I think to enjoy Mayerling you must have a taste for costume melodramas. The choreography is at-times lurid, and pretty much disregards the chivalry that is such a tradition in classical ballet. The story is complicated. But for those who want a dollop of historical intrigue, with shovel-fuls of melodrama and more than a dash of vulgarity, Mayerling is devastatingly effective theater."
Ivy Lin | 02/14/2001
(5 out of 5 stars)
"I think the Royal Ballet's version of Mayerling was wonderful.In my opinion, the royal ballet has never dissapointed me with their productions.The shows that they put on, are quality performances, in regards to the stage sets, the costumes, the skills of the dancers,the story lines.By the time you are done watching this video, you will have a better understanding of Austro Hungarian history,of the Hapsburg dynasty (you will learn more about Franz Joseph,Empress Elizabeth and their emotionally tender love starved son; Crown Prince Rudolf), and of the richness and high culture of that royal dynasty.The main character,(played by Irek Mukhademov), was a fantastic Rudolf.He brought out the raw emotions of this character (Rudolfs lonliness,his mother's lack of warmth for him, his father's unfriendly relationship with him, his fascination with death, his and Mary Vetsera's substantial love for one another).

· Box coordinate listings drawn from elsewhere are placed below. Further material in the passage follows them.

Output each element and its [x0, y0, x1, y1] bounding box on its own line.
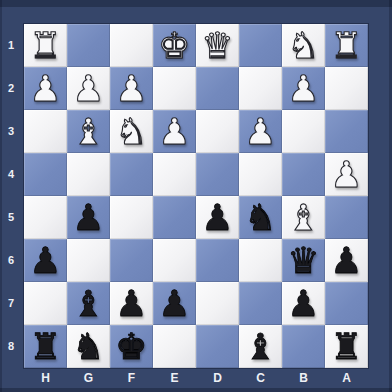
square-b1[interactable]: ♞ [282, 24, 325, 67]
square-f7[interactable]: ♟ [110, 282, 153, 325]
square-d1[interactable]: ♛ [196, 24, 239, 67]
square-e1[interactable]: ♚ [153, 24, 196, 67]
square-b3[interactable] [282, 110, 325, 153]
white-pawn-piece[interactable]: ♟ [244, 110, 276, 153]
square-g7[interactable]: ♝ [67, 282, 110, 325]
file-label-b: B [282, 368, 325, 390]
black-pawn-piece[interactable]: ♟ [158, 282, 190, 325]
white-pawn-piece[interactable]: ♟ [330, 153, 362, 196]
square-b7[interactable]: ♟ [282, 282, 325, 325]
square-a4[interactable]: ♟ [325, 153, 368, 196]
square-h6[interactable]: ♟ [24, 239, 67, 282]
rank-labels: 12345678 [0, 24, 24, 368]
white-rook-piece[interactable]: ♜ [330, 24, 362, 67]
square-c4[interactable] [239, 153, 282, 196]
file-label-e: E [153, 368, 196, 390]
square-c2[interactable] [239, 67, 282, 110]
file-label-d: D [196, 368, 239, 390]
square-g5[interactable]: ♟ [67, 196, 110, 239]
square-a7[interactable] [325, 282, 368, 325]
square-e2[interactable] [153, 67, 196, 110]
square-g4[interactable] [67, 153, 110, 196]
black-knight-piece[interactable]: ♞ [244, 196, 276, 239]
square-e4[interactable] [153, 153, 196, 196]
rank-label-4: 4 [0, 153, 22, 196]
square-b4[interactable] [282, 153, 325, 196]
black-king-piece[interactable]: ♚ [115, 325, 147, 368]
square-f1[interactable] [110, 24, 153, 67]
rank-label-6: 6 [0, 239, 22, 282]
white-pawn-piece[interactable]: ♟ [115, 67, 147, 110]
file-label-c: C [239, 368, 282, 390]
square-e7[interactable]: ♟ [153, 282, 196, 325]
square-g8[interactable]: ♞ [67, 325, 110, 368]
square-a3[interactable] [325, 110, 368, 153]
white-pawn-piece[interactable]: ♟ [158, 110, 190, 153]
rank-label-3: 3 [0, 110, 22, 153]
chess-board: ♜♚♛♞♜♟♟♟♟♝♞♟♟♟♟♟♞♝♟♛♟♝♟♟♟♜♞♚♝♜ [24, 24, 368, 368]
square-e5[interactable] [153, 196, 196, 239]
square-a8[interactable]: ♜ [325, 325, 368, 368]
white-bishop-piece[interactable]: ♝ [287, 196, 319, 239]
square-f6[interactable] [110, 239, 153, 282]
white-pawn-piece[interactable]: ♟ [29, 67, 61, 110]
square-b2[interactable]: ♟ [282, 67, 325, 110]
white-knight-piece[interactable]: ♞ [115, 110, 147, 153]
white-queen-piece[interactable]: ♛ [201, 24, 233, 67]
black-queen-piece[interactable]: ♛ [287, 239, 319, 282]
file-label-g: G [67, 368, 110, 390]
square-f3[interactable]: ♞ [110, 110, 153, 153]
square-c5[interactable]: ♞ [239, 196, 282, 239]
black-pawn-piece[interactable]: ♟ [29, 239, 61, 282]
square-a6[interactable]: ♟ [325, 239, 368, 282]
file-label-a: A [325, 368, 368, 390]
square-h5[interactable] [24, 196, 67, 239]
square-a5[interactable] [325, 196, 368, 239]
square-d4[interactable] [196, 153, 239, 196]
white-bishop-piece[interactable]: ♝ [72, 110, 104, 153]
square-b5[interactable]: ♝ [282, 196, 325, 239]
square-d6[interactable] [196, 239, 239, 282]
black-knight-piece[interactable]: ♞ [72, 325, 104, 368]
square-e3[interactable]: ♟ [153, 110, 196, 153]
square-h8[interactable]: ♜ [24, 325, 67, 368]
rank-label-5: 5 [0, 196, 22, 239]
square-h3[interactable] [24, 110, 67, 153]
square-g3[interactable]: ♝ [67, 110, 110, 153]
white-king-piece[interactable]: ♚ [158, 24, 190, 67]
square-f4[interactable] [110, 153, 153, 196]
white-pawn-piece[interactable]: ♟ [72, 67, 104, 110]
square-h1[interactable]: ♜ [24, 24, 67, 67]
file-labels: HGFEDCBA [24, 368, 368, 392]
square-f5[interactable] [110, 196, 153, 239]
square-d2[interactable] [196, 67, 239, 110]
square-g2[interactable]: ♟ [67, 67, 110, 110]
black-pawn-piece[interactable]: ♟ [330, 239, 362, 282]
file-label-h: H [24, 368, 67, 390]
square-e8[interactable] [153, 325, 196, 368]
chess-board-frame: ♜♚♛♞♜♟♟♟♟♝♞♟♟♟♟♟♞♝♟♛♟♝♟♟♟♜♞♚♝♜ 12345678 … [0, 0, 392, 392]
square-c6[interactable] [239, 239, 282, 282]
square-b8[interactable] [282, 325, 325, 368]
square-d3[interactable] [196, 110, 239, 153]
black-pawn-piece[interactable]: ♟ [115, 282, 147, 325]
square-h4[interactable] [24, 153, 67, 196]
square-g6[interactable] [67, 239, 110, 282]
black-rook-piece[interactable]: ♜ [29, 325, 61, 368]
rank-label-2: 2 [0, 67, 22, 110]
black-bishop-piece[interactable]: ♝ [244, 325, 276, 368]
square-d8[interactable] [196, 325, 239, 368]
black-bishop-piece[interactable]: ♝ [72, 282, 104, 325]
square-d7[interactable] [196, 282, 239, 325]
black-pawn-piece[interactable]: ♟ [287, 282, 319, 325]
square-f8[interactable]: ♚ [110, 325, 153, 368]
square-c7[interactable] [239, 282, 282, 325]
black-rook-piece[interactable]: ♜ [330, 325, 362, 368]
white-pawn-piece[interactable]: ♟ [287, 67, 319, 110]
square-a2[interactable] [325, 67, 368, 110]
square-f2[interactable]: ♟ [110, 67, 153, 110]
square-a1[interactable]: ♜ [325, 24, 368, 67]
black-pawn-piece[interactable]: ♟ [201, 196, 233, 239]
white-rook-piece[interactable]: ♜ [29, 24, 61, 67]
square-h7[interactable] [24, 282, 67, 325]
black-pawn-piece[interactable]: ♟ [72, 196, 104, 239]
rank-label-7: 7 [0, 282, 22, 325]
square-b6[interactable]: ♛ [282, 239, 325, 282]
square-d5[interactable]: ♟ [196, 196, 239, 239]
square-e6[interactable] [153, 239, 196, 282]
square-c8[interactable]: ♝ [239, 325, 282, 368]
square-h2[interactable]: ♟ [24, 67, 67, 110]
file-label-f: F [110, 368, 153, 390]
square-c1[interactable] [239, 24, 282, 67]
square-g1[interactable] [67, 24, 110, 67]
rank-label-8: 8 [0, 325, 22, 368]
square-c3[interactable]: ♟ [239, 110, 282, 153]
rank-label-1: 1 [0, 24, 22, 67]
white-knight-piece[interactable]: ♞ [287, 24, 319, 67]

I am also a great fan of Viviana Durante, who plays Mary Vetsera.She is an excellent dancer and plays her part beautifully.I also enjoyed seeing Lesley Collier in this performance. Her dancing is lovely, and you just can't help but like her. The music in this ballet is by Franz Liszt.I think that the music is perfect for the ballet."
A dramatic Victorian art
Volunteer of America | Austin, Texas | 09/16/2005
(5 out of 5 stars)
"Other reviewers know much more about ballet than I do, but want to say how much I enjoy this work. First of all the faces of the dancers are incredibly suitable, sensual, decadent, nobility decayed. Especially Rudolf's younger and older mistresses, whose sultry looks and broad painted mouths are perfect. Irek Mukhamedov is a brilliant Prince Rudolf, brooding, superior, forceful, fatally flawed. His arrogant dancing is sublime. Scene 9, at the notorious nightclub, with the perturbed wife, the dancers, the Hungarian gipsy dancing first by the nightclub professionals and then eclipsed by Mukhamedov, is particularly poignant, with fabulous music by Liszt.There's a great deal of human art and life to be seen here."